SES has confirmed that it is holding talks with Intelsat over a possible merger, a move that would continue a wave of consolidation in the satellite space.
The Luxembourg-based satellite operator issued a short statement substantiating rumours of tie-up talks that originated with Bloomberg. The newswire’s sources claimed that a deal could value the merged entity at north of US$10 billion including debt, adding that negotiations are at an advanced stage and an agreement could come in a matter of weeks.
Naturally, SES did not comment on the finer details.
“In response to rumours in the market, SES S.A. confirms that the company has engaged in discussions regarding a possible combination with Intelsat. At this stage, there can be no certainty that a transaction would materialise,” it said.
That last disclaimer certainly holds true with regard to this deal. Inmarsat and SES have been facing off in the courts for the past couple of years over the distribution of clearance payments from C-band spectrum in the US, to put it simply. Meanwhile, regulators would doubtless examine any transaction very closely indeed, particularly against the backdrop of ongoing satellite company consolidation.
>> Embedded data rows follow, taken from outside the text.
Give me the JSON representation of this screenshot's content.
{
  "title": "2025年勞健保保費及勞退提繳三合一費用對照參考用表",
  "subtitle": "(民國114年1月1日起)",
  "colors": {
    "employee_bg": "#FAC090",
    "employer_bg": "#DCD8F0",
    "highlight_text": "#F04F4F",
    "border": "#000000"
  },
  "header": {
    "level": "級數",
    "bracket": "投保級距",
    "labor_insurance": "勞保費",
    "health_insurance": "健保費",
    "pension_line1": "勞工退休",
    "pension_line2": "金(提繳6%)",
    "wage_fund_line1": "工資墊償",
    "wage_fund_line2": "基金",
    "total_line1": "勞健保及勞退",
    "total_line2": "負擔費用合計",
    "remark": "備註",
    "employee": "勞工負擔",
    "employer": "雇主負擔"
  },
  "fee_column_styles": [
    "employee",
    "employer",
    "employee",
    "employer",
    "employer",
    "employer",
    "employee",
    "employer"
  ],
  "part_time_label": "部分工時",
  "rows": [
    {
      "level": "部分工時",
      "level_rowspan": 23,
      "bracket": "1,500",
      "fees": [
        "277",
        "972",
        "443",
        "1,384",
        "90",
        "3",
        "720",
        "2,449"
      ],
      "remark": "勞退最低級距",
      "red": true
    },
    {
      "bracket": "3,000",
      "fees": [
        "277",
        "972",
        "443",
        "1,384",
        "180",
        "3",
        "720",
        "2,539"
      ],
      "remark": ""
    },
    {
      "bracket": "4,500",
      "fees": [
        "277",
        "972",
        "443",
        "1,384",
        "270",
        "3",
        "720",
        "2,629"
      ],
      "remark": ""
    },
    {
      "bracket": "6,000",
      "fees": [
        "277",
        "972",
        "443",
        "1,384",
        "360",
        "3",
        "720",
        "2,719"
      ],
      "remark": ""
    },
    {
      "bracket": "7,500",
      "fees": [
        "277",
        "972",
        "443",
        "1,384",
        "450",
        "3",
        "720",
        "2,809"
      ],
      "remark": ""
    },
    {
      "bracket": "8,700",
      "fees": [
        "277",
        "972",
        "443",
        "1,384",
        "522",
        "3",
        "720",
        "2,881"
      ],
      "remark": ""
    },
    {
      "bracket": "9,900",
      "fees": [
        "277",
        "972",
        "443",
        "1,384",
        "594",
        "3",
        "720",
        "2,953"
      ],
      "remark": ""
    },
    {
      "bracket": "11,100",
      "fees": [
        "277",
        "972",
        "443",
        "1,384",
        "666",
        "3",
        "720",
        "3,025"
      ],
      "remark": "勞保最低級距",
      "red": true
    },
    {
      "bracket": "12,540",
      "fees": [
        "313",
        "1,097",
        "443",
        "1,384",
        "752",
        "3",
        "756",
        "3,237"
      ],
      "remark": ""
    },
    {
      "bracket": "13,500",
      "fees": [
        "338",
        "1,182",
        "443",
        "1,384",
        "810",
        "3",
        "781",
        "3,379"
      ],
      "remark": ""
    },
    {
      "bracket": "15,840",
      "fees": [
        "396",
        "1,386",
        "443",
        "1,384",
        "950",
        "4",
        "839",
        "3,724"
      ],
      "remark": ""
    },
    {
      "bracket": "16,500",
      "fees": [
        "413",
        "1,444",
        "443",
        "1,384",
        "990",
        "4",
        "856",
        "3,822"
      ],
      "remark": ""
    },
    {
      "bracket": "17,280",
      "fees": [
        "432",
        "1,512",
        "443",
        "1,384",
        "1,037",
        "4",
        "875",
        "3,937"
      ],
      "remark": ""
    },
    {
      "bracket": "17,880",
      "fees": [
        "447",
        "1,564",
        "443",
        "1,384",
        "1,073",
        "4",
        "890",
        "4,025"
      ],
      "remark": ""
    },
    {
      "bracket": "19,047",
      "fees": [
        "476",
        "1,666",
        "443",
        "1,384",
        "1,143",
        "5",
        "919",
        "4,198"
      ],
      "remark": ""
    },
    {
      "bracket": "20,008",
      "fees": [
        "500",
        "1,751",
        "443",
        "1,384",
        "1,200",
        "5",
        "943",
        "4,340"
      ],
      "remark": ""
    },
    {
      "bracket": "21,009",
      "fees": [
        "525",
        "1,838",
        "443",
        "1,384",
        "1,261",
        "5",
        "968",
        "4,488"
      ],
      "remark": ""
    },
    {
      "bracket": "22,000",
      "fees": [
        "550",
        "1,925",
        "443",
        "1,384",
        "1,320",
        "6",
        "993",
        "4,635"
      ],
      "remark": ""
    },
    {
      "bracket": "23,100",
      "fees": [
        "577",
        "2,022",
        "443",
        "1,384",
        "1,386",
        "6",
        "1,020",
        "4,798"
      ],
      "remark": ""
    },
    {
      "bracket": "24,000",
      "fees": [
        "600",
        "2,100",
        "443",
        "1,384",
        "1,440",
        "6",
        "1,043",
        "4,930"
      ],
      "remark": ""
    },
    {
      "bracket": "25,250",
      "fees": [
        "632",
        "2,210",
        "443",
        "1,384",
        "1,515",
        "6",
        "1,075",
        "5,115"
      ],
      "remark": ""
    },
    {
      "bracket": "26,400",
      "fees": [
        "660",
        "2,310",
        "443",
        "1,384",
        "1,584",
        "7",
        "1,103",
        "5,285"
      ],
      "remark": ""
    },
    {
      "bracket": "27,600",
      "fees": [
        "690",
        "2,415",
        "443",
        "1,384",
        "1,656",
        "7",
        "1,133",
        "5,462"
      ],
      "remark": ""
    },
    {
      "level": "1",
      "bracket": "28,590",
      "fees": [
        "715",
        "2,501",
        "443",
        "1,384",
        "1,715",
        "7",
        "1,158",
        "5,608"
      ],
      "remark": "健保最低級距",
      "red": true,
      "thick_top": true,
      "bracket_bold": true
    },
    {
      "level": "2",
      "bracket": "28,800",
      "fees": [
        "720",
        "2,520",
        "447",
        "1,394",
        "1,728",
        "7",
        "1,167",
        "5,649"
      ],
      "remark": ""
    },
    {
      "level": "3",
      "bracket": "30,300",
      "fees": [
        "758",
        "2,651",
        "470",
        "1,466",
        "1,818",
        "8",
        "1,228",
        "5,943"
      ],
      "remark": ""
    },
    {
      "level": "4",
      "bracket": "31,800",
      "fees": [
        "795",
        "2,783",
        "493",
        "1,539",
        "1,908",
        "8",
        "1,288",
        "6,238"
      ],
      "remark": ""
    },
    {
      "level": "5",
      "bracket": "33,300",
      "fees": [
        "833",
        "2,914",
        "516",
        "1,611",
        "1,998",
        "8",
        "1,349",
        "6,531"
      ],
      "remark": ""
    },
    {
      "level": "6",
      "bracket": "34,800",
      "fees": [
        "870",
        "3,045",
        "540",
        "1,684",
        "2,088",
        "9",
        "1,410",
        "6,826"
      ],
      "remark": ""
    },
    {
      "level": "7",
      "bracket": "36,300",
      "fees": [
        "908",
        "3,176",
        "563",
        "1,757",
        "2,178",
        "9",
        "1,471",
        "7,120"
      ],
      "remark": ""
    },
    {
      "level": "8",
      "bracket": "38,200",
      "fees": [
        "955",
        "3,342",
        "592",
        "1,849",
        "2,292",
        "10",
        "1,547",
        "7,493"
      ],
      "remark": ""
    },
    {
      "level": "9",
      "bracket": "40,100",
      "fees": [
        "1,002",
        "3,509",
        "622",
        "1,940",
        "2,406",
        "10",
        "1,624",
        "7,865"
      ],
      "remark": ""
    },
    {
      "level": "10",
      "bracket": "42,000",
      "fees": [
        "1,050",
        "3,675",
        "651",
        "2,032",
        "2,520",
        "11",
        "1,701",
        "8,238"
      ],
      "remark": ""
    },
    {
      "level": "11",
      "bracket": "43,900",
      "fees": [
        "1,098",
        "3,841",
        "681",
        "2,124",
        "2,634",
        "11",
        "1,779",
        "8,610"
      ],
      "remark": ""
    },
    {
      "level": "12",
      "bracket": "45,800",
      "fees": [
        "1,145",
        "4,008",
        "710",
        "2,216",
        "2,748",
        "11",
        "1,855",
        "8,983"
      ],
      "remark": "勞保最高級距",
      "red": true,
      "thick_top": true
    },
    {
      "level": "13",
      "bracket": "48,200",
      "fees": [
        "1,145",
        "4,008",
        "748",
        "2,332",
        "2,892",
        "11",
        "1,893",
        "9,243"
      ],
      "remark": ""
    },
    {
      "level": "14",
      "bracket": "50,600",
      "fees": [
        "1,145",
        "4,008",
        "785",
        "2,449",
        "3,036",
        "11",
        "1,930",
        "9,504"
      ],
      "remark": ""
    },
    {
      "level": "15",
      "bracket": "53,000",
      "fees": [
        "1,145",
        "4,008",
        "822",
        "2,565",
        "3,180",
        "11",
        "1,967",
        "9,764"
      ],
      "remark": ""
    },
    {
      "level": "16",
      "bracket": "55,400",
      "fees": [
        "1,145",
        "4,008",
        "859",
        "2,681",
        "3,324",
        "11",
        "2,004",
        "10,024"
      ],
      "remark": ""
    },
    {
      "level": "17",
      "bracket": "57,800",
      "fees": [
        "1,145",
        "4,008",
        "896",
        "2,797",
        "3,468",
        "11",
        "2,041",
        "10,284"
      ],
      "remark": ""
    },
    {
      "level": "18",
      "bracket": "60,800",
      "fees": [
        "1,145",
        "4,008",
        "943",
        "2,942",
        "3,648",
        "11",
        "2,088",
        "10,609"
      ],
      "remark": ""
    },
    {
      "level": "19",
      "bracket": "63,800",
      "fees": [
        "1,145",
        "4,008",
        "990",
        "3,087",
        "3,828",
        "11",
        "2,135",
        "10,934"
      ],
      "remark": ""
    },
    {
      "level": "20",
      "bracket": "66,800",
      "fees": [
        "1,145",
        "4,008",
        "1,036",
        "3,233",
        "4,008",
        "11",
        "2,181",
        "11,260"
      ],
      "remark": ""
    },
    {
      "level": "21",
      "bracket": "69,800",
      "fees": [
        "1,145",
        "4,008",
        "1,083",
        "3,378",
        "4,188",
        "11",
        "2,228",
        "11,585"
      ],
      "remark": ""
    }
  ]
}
US-based Viasat agreed to acquire the UK’s Inmarsat over a year ago via a $7.3 billion deal that is still attracting regulatory scrutiny. The European Commission opened an in-depth investigation into the deal last month, concerned about its impact on competition in the in-flight connectivity space. On a more positive note, the UK Competition and Markets Authority (CMA) earlier this month gave it the provisional green light after a Phase 2 investigation. The firms are doubtless hoping to clear all remaining regulatory hurdles as soon as possible.
Similarly, Eutelsat and OneWeb are eight months into their own merger attempt and are also navigating the regulatory process. Less than three weeks ago the pair also brokered a capacity agreement with Intelsat, a move that if nothing else demonstrates how important scale is becoming in this industry.
Much has been made of the increased competition in the sector resulting from SpaceX’s Starlink LEO offer, and it is indeed a factor in the way things are playing out.
MEO and GEO satellite operators like SES and Intelsat are looking to get into the LEO space, which is essentially making satellite broadband a viable option from both a cost and efficacy perspective. Equally, the fact that LEO services are becoming established is having a competitive impact on their existing businesses.
M&A is one way the satellite big guns can make themselves more competitive, regulation permitting. We could also see an increase in partnership deals going forward. And where satellite is concerned, there’s always the looming threat of a market shakedown; let’s not forget that Intelsat itself only emerged from bankruptcy protection just over a year ago. This market is starting to get interesting.